Chi fosse interessato a visite guidate di Bucarest o della Romania può contattare Ursula

Sighetu Marmatiei e le vittime del comunismo.

memorial“Se la giustizia non riesce ad essere una forma di ricordo, sarà il ricordo ad essere una forma di giustizia”. Sono queste le parole di Ana Blandiana, poetessa romena (tradotta in 23 lingue) e grande sostenitrice dei diritti civili, che insieme al marito Romulus Rusan, si è impegnata a trasformare il penitenziario politico di Sighet in “Memoriale delle vittime del Comunismo e della resistenza”.
Sighet è una cittadina a soli due km dal confine ucraino, e che ha dato i natali al Nobel Elie Wiesel.
Secondo il Consiglio d’Europa, questo Memoriale è una delle principali istituzioni dedicate alla conservazione della storia europea del XX secolo, accanto ad Auschwitz e al Memoriale della Pace di Caen, in Francia.
Qui è stata sterminata, a cavallo degli anni ’50, l’élite politica, religiosa, accademica e militare della Romania, insomma” l’intellighenzia” della nazione, coloro ritenuti pericolosi perchè avevano persone al seguito…
Attraverso un percorso viene illustrata la storia romena dopo l’instaurazione del comunismo:
le elezioni forzate dopo la Conferenza di Yalta, la soppressione di tutti gli altri partiti politici, la creazione della Securitate come organo repressivo, la nazionalizzazione dell’industria, la collettivizzazione dell’agricoltura, la repressione dei culti, delle arti e della letteratura, la resistenza, le rivolte contadine, le deportazioni, il culto della personalità e la “creazione dell’uomo nuovo”.

Il comunismo in Romania ha provocato la morte di 2 milioni di persone.

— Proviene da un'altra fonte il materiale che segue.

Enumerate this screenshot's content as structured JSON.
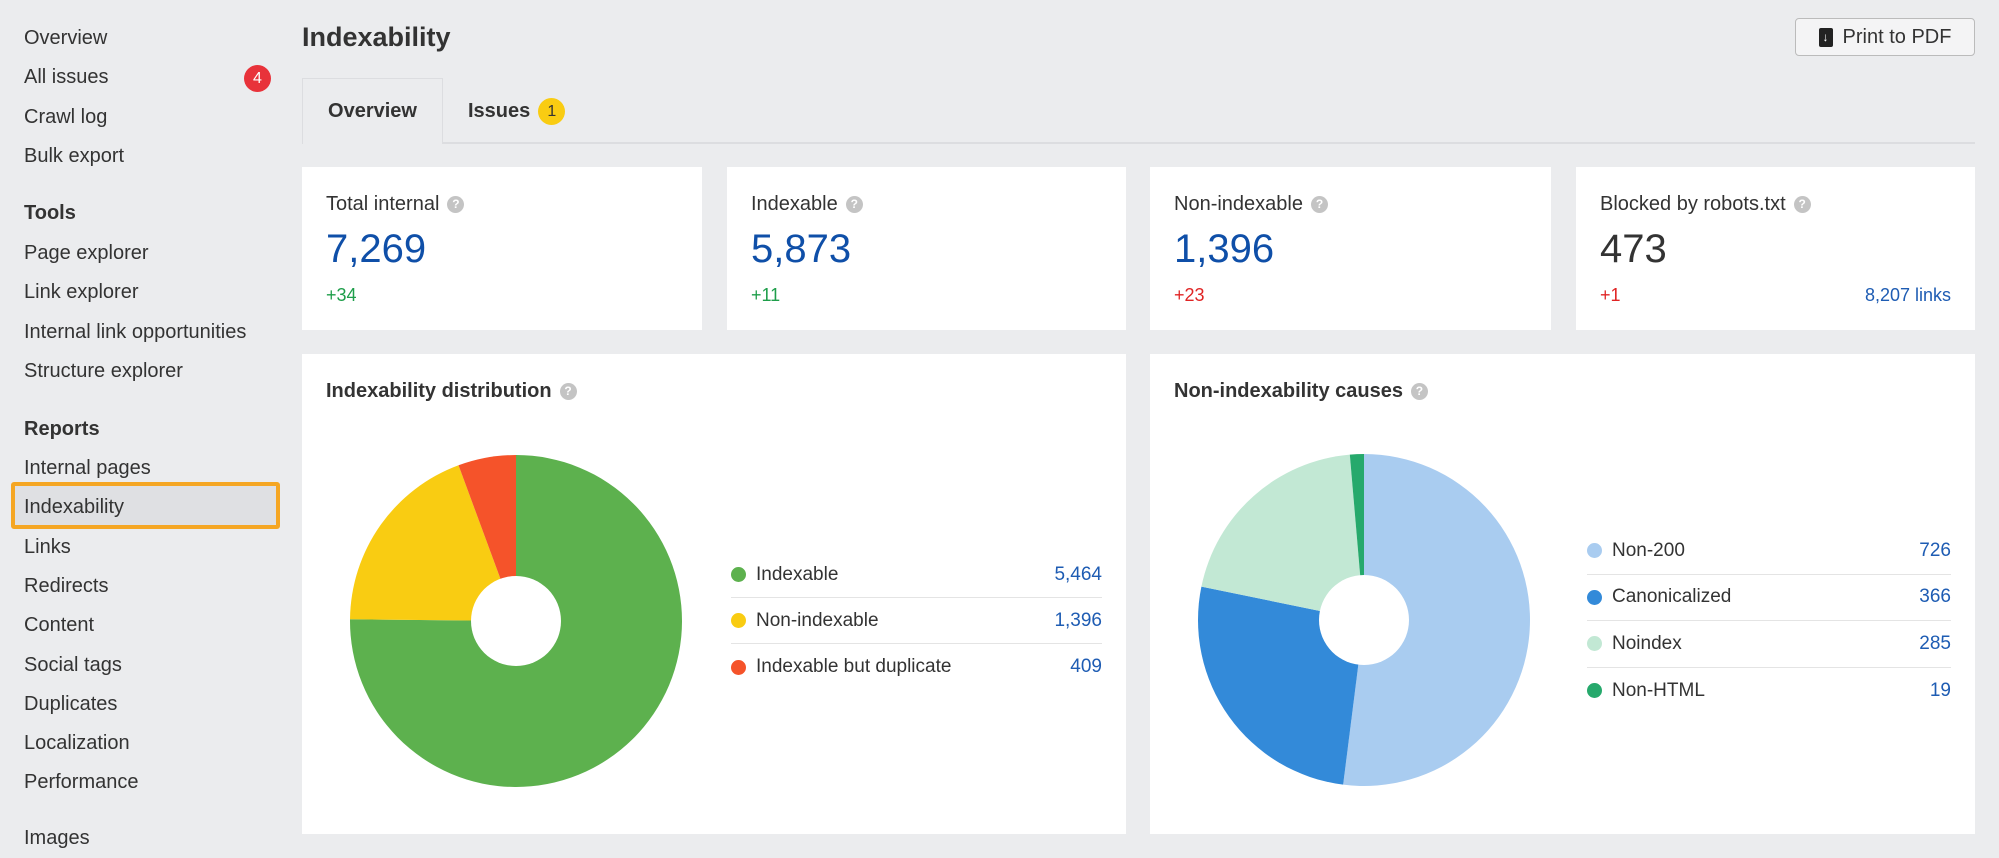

In quei tempi era estremamente semplice essere dichiarato “nemico del popolo”.Qualunque attività svolta poteva essere interpretata come “controrivoluzionaria”, come nella Russia di Stalin in cui tutte le azioni venivano punite in base al temutissimo art. 58. Se c’era bisogno di condannare qualcuno, in questo articolo vi era l’imbarazzo della scelta, e Solzhenitsyn(Arcipelago Gulag), Salamov (i racconti della Kolyma) e Kapuscinski (Imperium) hanno scritto abbondantemente di questo sistema. Spesso e volentieri leggi assurde venivano emanate durante la notte e all’indomani all’alba erano già in vigore. Quello che poche ore prima non era reato, poche ore dopo lo diventava.Come nel caso di Iuliu Maniu, capo del Partito Nazional-Contadino, e di Constantin Bratianu, esponente di quello Liberal Nazionale. Entrambi rinchiusi in questo carcere con l’accusa di “alto tradimento” appena dopo la soppressione degli altri partiti.

La visita si svolge su tre piani, considerando anche il parter che serve da discorso introduttivo alla politica dei gulag e dei lavori forzati. Nei due piani di penitenziario, si visitano circa 50 celle. Di cui qualcuna rimasta come allora, come quella in cui morì Bratianu.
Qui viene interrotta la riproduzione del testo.